Châteaubriant : un village pour que les frères et sœurs ne soient plus déchirés.
En Loire-Atlantique, la fondation Action Enfance a ouvert son premier Village d’Enfants en juillet. Un pied de nez à la séparation systématique des fratries placées.
Au 200è jour de fonctionnement, une visite Action Enfance et le Département organisait une visite du lieu de vie des enfants. Sur le site de l’ancienne compagnie de Gendarmerie de Châteaubriant, au 3, rue de Verdun, C’est une évidence qui ne va pas de soi : les frères et sœurs devraient pouvoir grandir ensemble, même quand l’État leur retire leurs parents. Pourtant, en Loire-Atlantique, des centaines de fratries relevant de la protection de l’enfance sont aujourd’hui éparpillées aux quatre vents, faute de places adaptées. Le département compte 7 500 enfants protégés, mais jusqu’à présent, aucune structure n’était pensée pour maintenir ces liens fraternels.

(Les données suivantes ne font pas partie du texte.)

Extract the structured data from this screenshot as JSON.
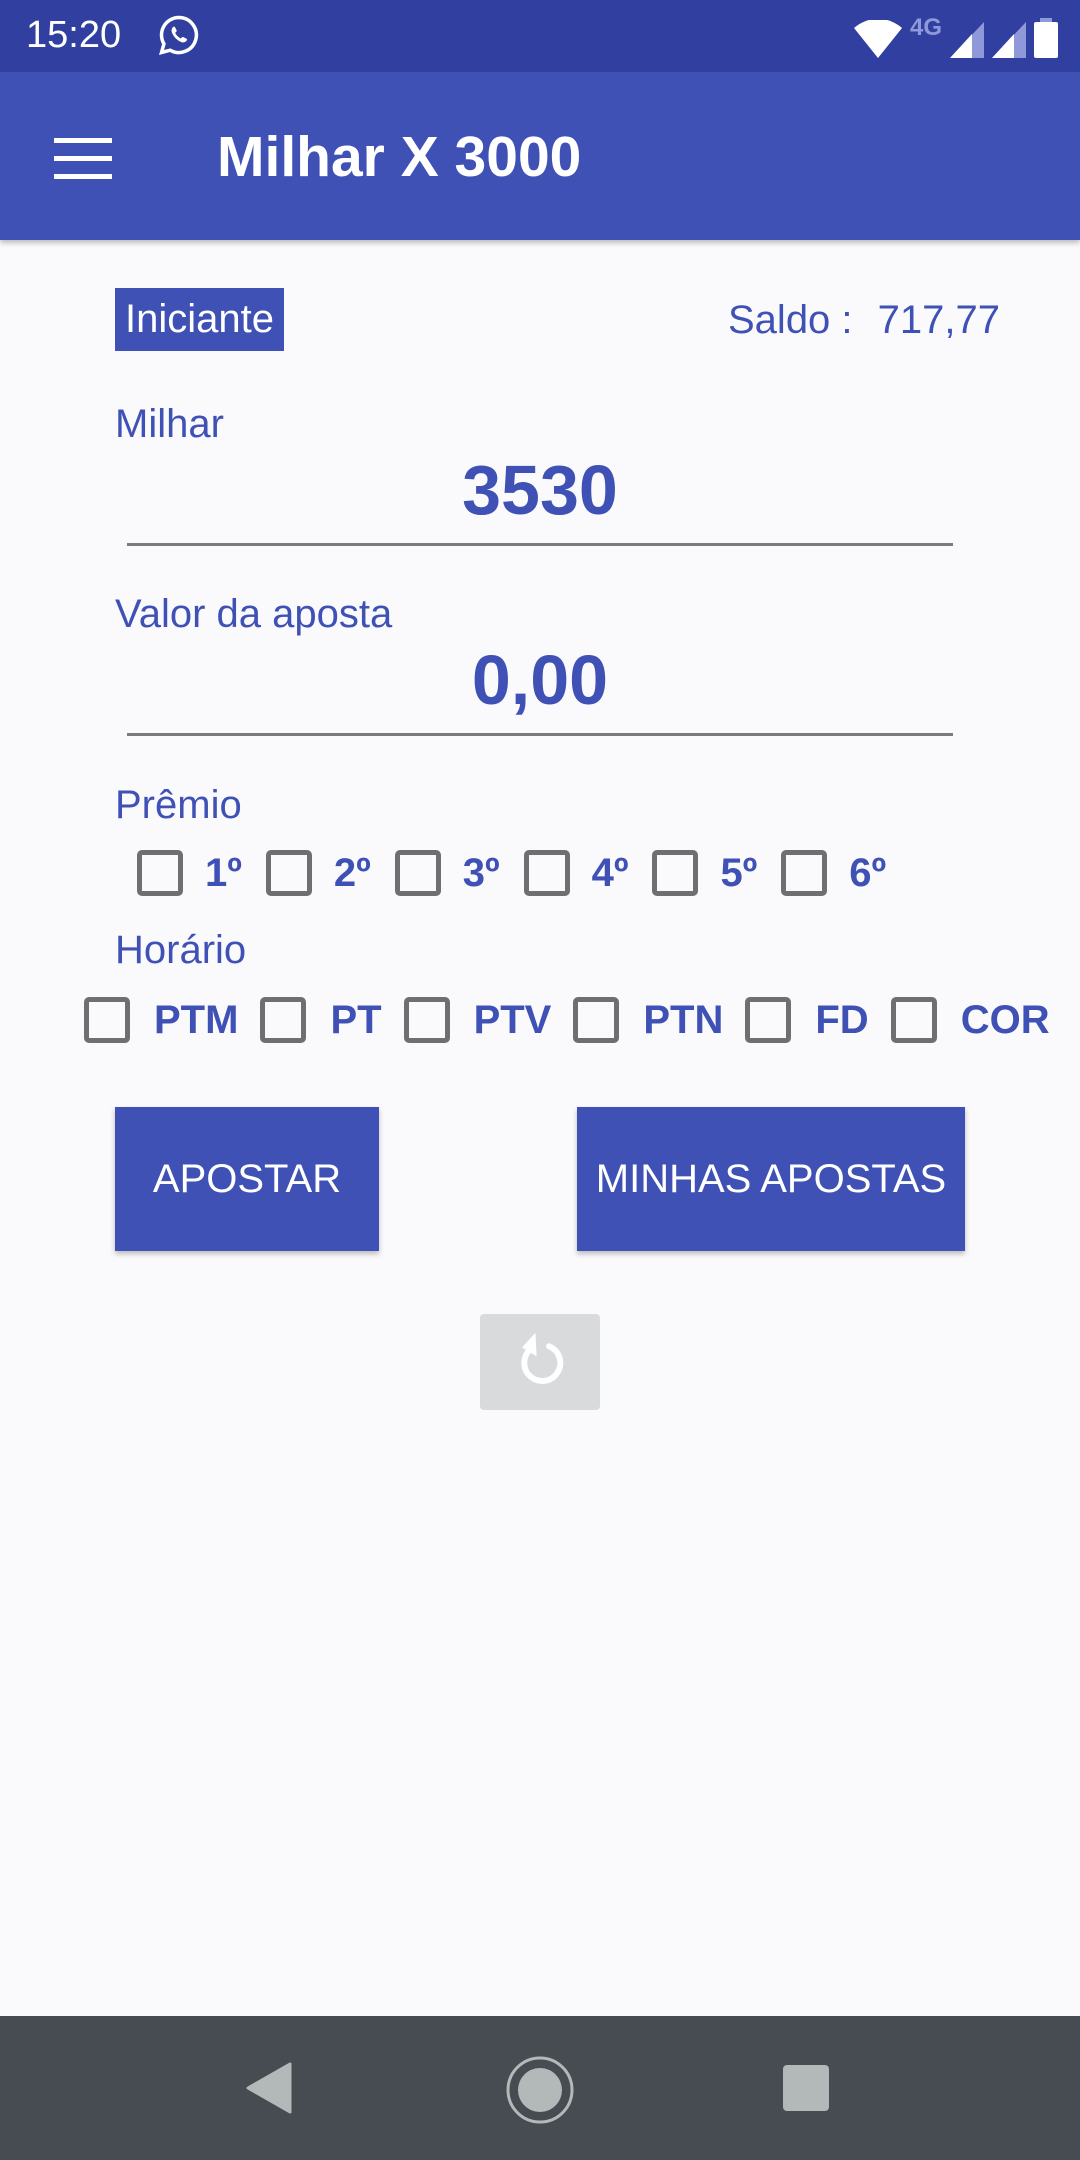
{
  "status_bar": {
    "time": "15:20",
    "notification_icons": [
      "whatsapp-icon"
    ],
    "system_icons": [
      "wifi-icon",
      "4g-icon",
      "signal-icon",
      "signal-icon",
      "battery-icon"
    ],
    "network_label": "4G"
  },
  "app_bar": {
    "title": "Milhar X 3000",
    "menu_icon": "menu-icon"
  },
  "header": {
    "level_badge": "Iniciante",
    "balance_label": "Saldo :",
    "balance_value": "717,77"
  },
  "form": {
    "milhar": {
      "label": "Milhar",
      "value": "3530"
    },
    "bet_value": {
      "label": "Valor da aposta",
      "value": "0,00"
    },
    "prize": {
      "label": "Prêmio",
      "options": [
        {
          "label": "1º",
          "checked": false
        },
        {
          "label": "2º",
          "checked": false
        },
        {
          "label": "3º",
          "checked": false
        },
        {
          "label": "4º",
          "checked": false
        },
        {
          "label": "5º",
          "checked": false
        },
        {
          "label": "6º",
          "checked": false
        }
      ]
    },
    "schedule": {
      "label": "Horário",
      "options": [
        {
          "label": "PTM",
          "checked": false
        },
        {
          "label": "PT",
          "checked": false
        },
        {
          "label": "PTV",
          "checked": false
        },
        {
          "label": "PTN",
          "checked": false
        },
        {
          "label": "FD",
          "checked": false
        },
        {
          "label": "COR",
          "checked": false
        }
      ]
    }
  },
  "actions": {
    "bet_button": "APOSTAR",
    "my_bets_button": "MINHAS APOSTAS",
    "refresh_icon": "refresh-icon"
  },
  "nav_bar": {
    "back": "back-icon",
    "home": "home-icon",
    "recents": "recents-icon"
  },
  "colors": {
    "primary": "#3f51b5",
    "primary_dark": "#3140a0",
    "background": "#fafafc",
    "checkbox_border": "#6f6f6f",
    "nav_bar": "#474c52"
  }
}
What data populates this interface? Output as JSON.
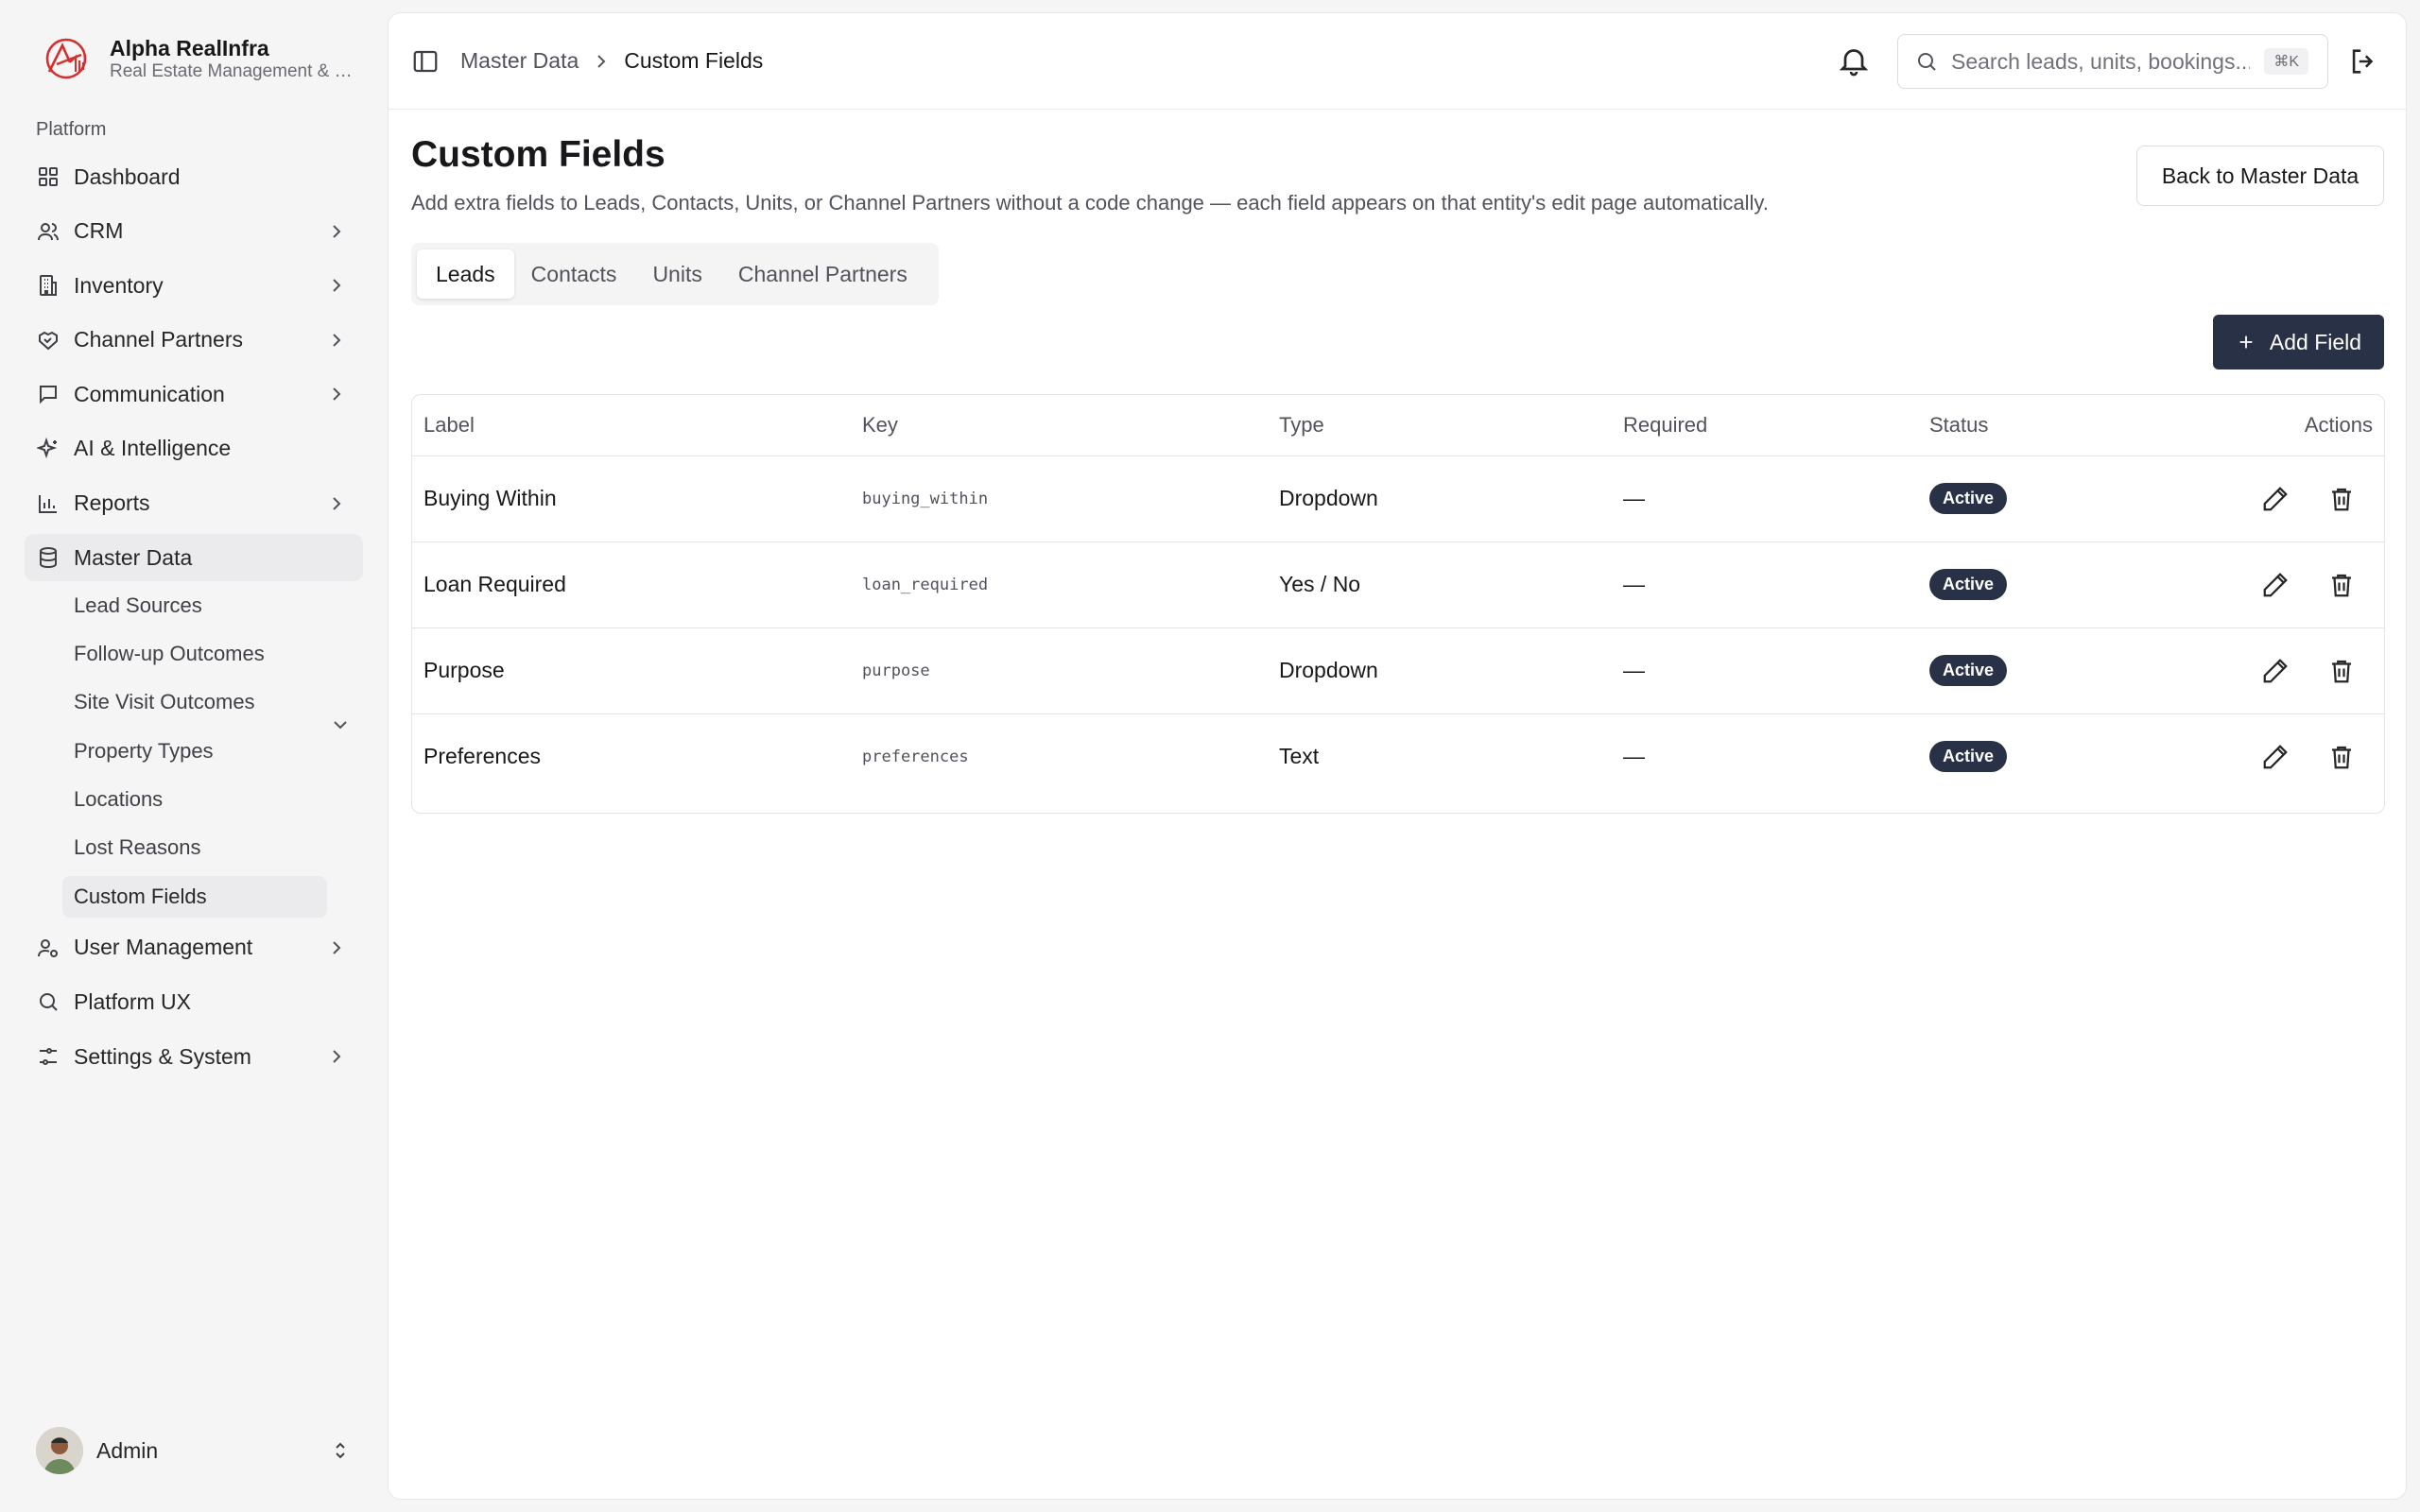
{
  "brand": {
    "name": "Alpha RealInfra",
    "subtitle": "Real Estate Management & Sales",
    "logo_color": "#d62e2e"
  },
  "sidebar": {
    "group_label": "Platform",
    "items": [
      {
        "label": "Dashboard",
        "icon": "grid-icon",
        "chevron": false
      },
      {
        "label": "CRM",
        "icon": "users-icon",
        "chevron": true
      },
      {
        "label": "Inventory",
        "icon": "building-icon",
        "chevron": true
      },
      {
        "label": "Channel Partners",
        "icon": "handshake-icon",
        "chevron": true
      },
      {
        "label": "Communication",
        "icon": "message-icon",
        "chevron": true
      },
      {
        "label": "AI & Intelligence",
        "icon": "sparkles-icon",
        "chevron": false
      },
      {
        "label": "Reports",
        "icon": "bar-chart-icon",
        "chevron": true
      },
      {
        "label": "Master Data",
        "icon": "database-icon",
        "chevron": false,
        "active": true
      },
      {
        "label": "User Management",
        "icon": "user-cog-icon",
        "chevron": true
      },
      {
        "label": "Platform UX",
        "icon": "search-icon",
        "chevron": false
      },
      {
        "label": "Settings & System",
        "icon": "sliders-icon",
        "chevron": true
      }
    ],
    "master_data_children": [
      {
        "label": "Lead Sources"
      },
      {
        "label": "Follow-up Outcomes"
      },
      {
        "label": "Site Visit Outcomes"
      },
      {
        "label": "Property Types"
      },
      {
        "label": "Locations"
      },
      {
        "label": "Lost Reasons"
      },
      {
        "label": "Custom Fields",
        "active": true
      }
    ],
    "user": {
      "name": "Admin"
    }
  },
  "topbar": {
    "breadcrumb": [
      "Master Data",
      "Custom Fields"
    ],
    "search_placeholder": "Search leads, units, bookings...",
    "search_shortcut": "⌘K"
  },
  "page": {
    "title": "Custom Fields",
    "subtitle": "Add extra fields to Leads, Contacts, Units, or Channel Partners without a code change — each field appears on that entity's edit page automatically.",
    "back_button": "Back to Master Data",
    "add_button": "Add Field",
    "tabs": [
      {
        "label": "Leads",
        "active": true
      },
      {
        "label": "Contacts"
      },
      {
        "label": "Units"
      },
      {
        "label": "Channel Partners"
      }
    ]
  },
  "table": {
    "columns": [
      "Label",
      "Key",
      "Type",
      "Required",
      "Status",
      "Actions"
    ],
    "rows": [
      {
        "label": "Buying Within",
        "key": "buying_within",
        "type": "Dropdown",
        "required": "—",
        "status": "Active"
      },
      {
        "label": "Loan Required",
        "key": "loan_required",
        "type": "Yes / No",
        "required": "—",
        "status": "Active"
      },
      {
        "label": "Purpose",
        "key": "purpose",
        "type": "Dropdown",
        "required": "—",
        "status": "Active"
      },
      {
        "label": "Preferences",
        "key": "preferences",
        "type": "Text",
        "required": "—",
        "status": "Active"
      }
    ]
  },
  "colors": {
    "accent_dark": "#283145",
    "active_bg": "#ebebed",
    "page_bg": "#f5f5f5"
  }
}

Le premier de trois villages en Loire-Atlantique
Ce vendredi 30 janvier 2026, Action Enfance inaugurait son premier Village d’Enfants et d’Adolescents à Châteaubriant. Cinq maisons, trente places, vingt-deux éducateurs familiaux. Une goutte d’eau ? Sans doute. Mais une goutte qui compte pour les fratries qui y vivent déjà depuis juillet dernier, et qui ne connaîtront pas l’arrachement supplémentaire d’être séparées de leurs frères et sœurs.
Depuis près de soixante-dix ans, la fondation défend ce principe simple : un enfant placé a déjà tout perdu, ne lui prenez pas aussi sa fratrie. Dans ses dix-neuf Villages répartis en France, plus de mille jeunes confiés à l’Aide sociale à l’enfance partagent un quotidien de type familial, loin du ballet des foyers collectifs. Ici, on mise sur la stabilité, la durée, l’ancrage. Des éducateurs formés, présents vingt-quatre heures sur vingt-quatre, dans des maisons à taille humaine.
L’investissement du Département de Loire-Atlantique est conséquent : 2,8 millions d’euros pour ce premier Village, et deux autres suivront d’ici 2027 à Saint-Nazaire et dans la région nantaise, créant au total cent dix nouvelles places. Un effort rare quand les budgets de la protection de l’enfance sont constamment sous tension.
« Au-delà des chiffres, ce qui compte, ce sont les trente enfants qui vivent ici aujourd’hui », insiste Jamel Senhadji, directeur du Village de Châteaubriant. Derrière les statistiques, il y a des prénoms, des histoires fracassées, et surtout des liens fraternels préservés. Parce qu’un grand frère qui tient la main de sa petite sœur, ça n’a pas de prix. Même quand on a six ans et qu’on a déjà tout perdu.
Maeva Marques, éducatrice
Maeva a fait sa scolarité à Châteaubriant. Elle est aujourd’hui éducatrice spécialisée auprès d’enfants. Charge pour elle de veiller au bien êtres des jeunes résidents d’une maison. Claire, spacieuse, un coin cuisine, un beau salon pour la partie jour et un couloir distribuant les chambres. A l’Ouest un jardin spacieux, transformé en pelouse pour l’instant.

Maeva Marques travaille huit jours d’affilée 24/24. Puis ce sera six jours de repos. Elle s’occupe de tout, la journée, les enfants sont scolarisés, il y a le ménage à faire, la cuisine, tous les repas sont réalisés sur place » avec des légumes et un exception un plateau télé, une fois par semaine ». Pour Maeva, il est important d’être en immersion complète, de se lever, de manger, de vivre avec, afin de répondre au mieux à leurs attentes.
Angélique d’enfant placée à éducatrice
Angélique a un beau sourire, elle raconte son parcours un peu particulier : » Je suis une enfant placée et aujourd’hui e, je suis stagiaire « J’ai vécu à Amboise en maison d’enfants, puis à Chinon » » J’ai compris que je suis mieux ici que partout ailleurs. » Aujourd’hui à quelques jours de ses dix-huit ans, elle a décidé de consacrer sa vie professionnelle à la protection de l’enfance.